• 1
    galatasaray'a dair gerçekleştirilen veya gerçekleştirmek istenen veyahut gerçekleştirme ihtimali artık kalmayan hayallerin buluşma noktası.

    her zaman sevinecek yada ağlayacak değiliz bazen ah çekip iç geçirmek lazım be sözlük.vardır herkesin böyle hayalleri... genelde çocukken hayal kuruyor insanlar. büyüdükçe hayal kurmanın kötü birşey olduğu öğretiliyor sana. hayalperest olma diyor herkes. aslında hayal kurmak ve peşinden gitmek o kadarda kötü değil be. bazı hayallerim vardı benimde küçüklüğümde. bilmiyorum nedendir ama gece gece içimi dökmek istedim. belki başkalarınında benim gibi hayalleri vardı bir zamanlar belki hala var bilmiyorum.
    -------------------------------------------------------------------------------------------------------------------------------------------------------------
    benim baba ve amca futbolcu, dede fanatik galatasaraylı hatta babannem bile*. bu ailede büyüyüp sarı kırmızıya gönül vermemek imkansız. pikniğe gidildiğinde dede, amca ve baba ile birlikte oynanan minyatür kale maçlarında her zaman tek bir isim vardı ağzımda. hagi idi onun adı... onun gibi olmak istiyordum küçükken. boyum uzundu aslında. adımdan dolayı ve vucüdümü iyi kullanmamdan ötürü batugol lakabını takmıştı mahalle arkadaşlarım o zamanlar. düşün batistuta henüz roma'ya transfer olmamış. fiorentina'da grandeyi bekliyor. bierhoff maçlarda altın kafa olarak anlatılıyor. juventus formasını zidane ve davids terletiyor o zamanlar...
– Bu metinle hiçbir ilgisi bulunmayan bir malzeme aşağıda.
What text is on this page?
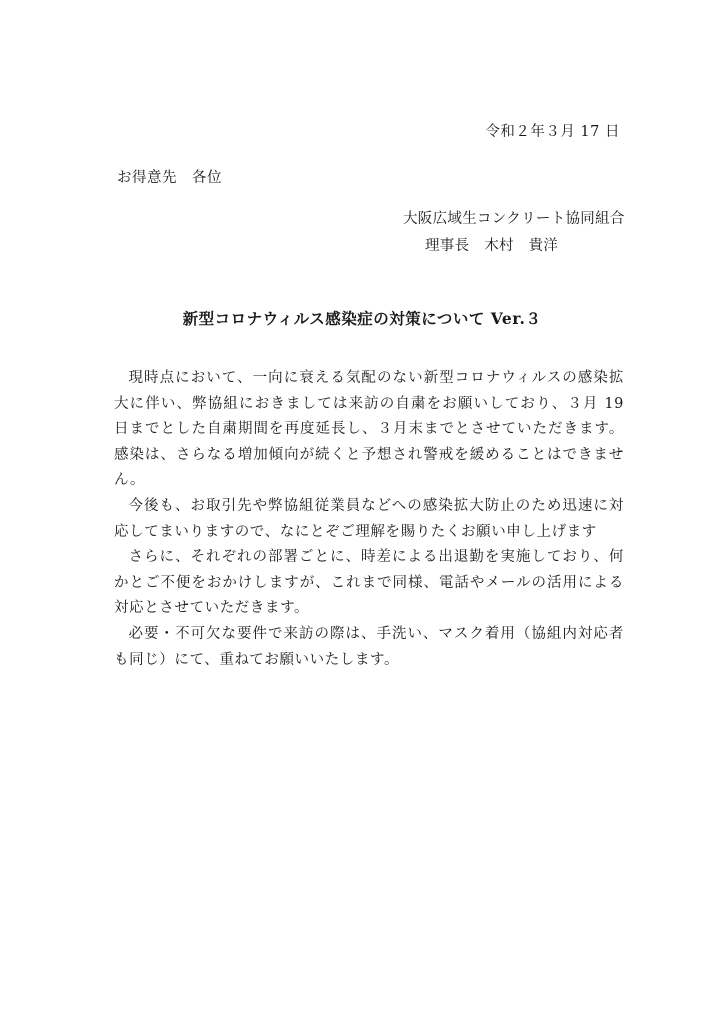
令和２年３月 17 日
お得意先　各位
大阪広域生コンクリート協同組合
理事長　木村　貴洋
新型コロナウィルス感染症の対策について Ver.３

現時点において、一向に衰える気配のない新型コロナウィルスの感染拡大に伴い、弊協組におきましては来訪の自粛をお願いしており、３月 19 日までとした自粛期間を再度延長し、３月末までとさせていただきます。感染は、さらなる増加傾向が続くと予想され警戒を緩めることはできません。

今後も、お取引先や弊協組従業員などへの感染拡大防止のため迅速に対応してまいりますので、なにとぞご理解を賜りたくお願い申し上げます

さらに、それぞれの部署ごとに、時差による出退勤を実施しており、何かとご不便をおかけしますが、これまで同様、電話やメールの活用による対応とさせていただきます。

必要・不可欠な要件で来訪の際は、手洗い、マスク着用（協組内対応者も同じ）にて、重ねてお願いいたします。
    -------------------------------------------------------------------------------------------------------------------------------------------------------------
    baba futbolcu diyorum ya, bende o zamanlar sokaktan eve girmiyorum bütün yaşıtlarım gibi. babam işin çakallıklarını biliyor tabi. kaleci olmama izin vermiyor ve maça top götürmem hatta top almam yasak. ''iyi oynadığın için alsınlar seni maça topun olduğu için değil.'' bu cümledir benim spor hayatımı başarıya ulaştıran.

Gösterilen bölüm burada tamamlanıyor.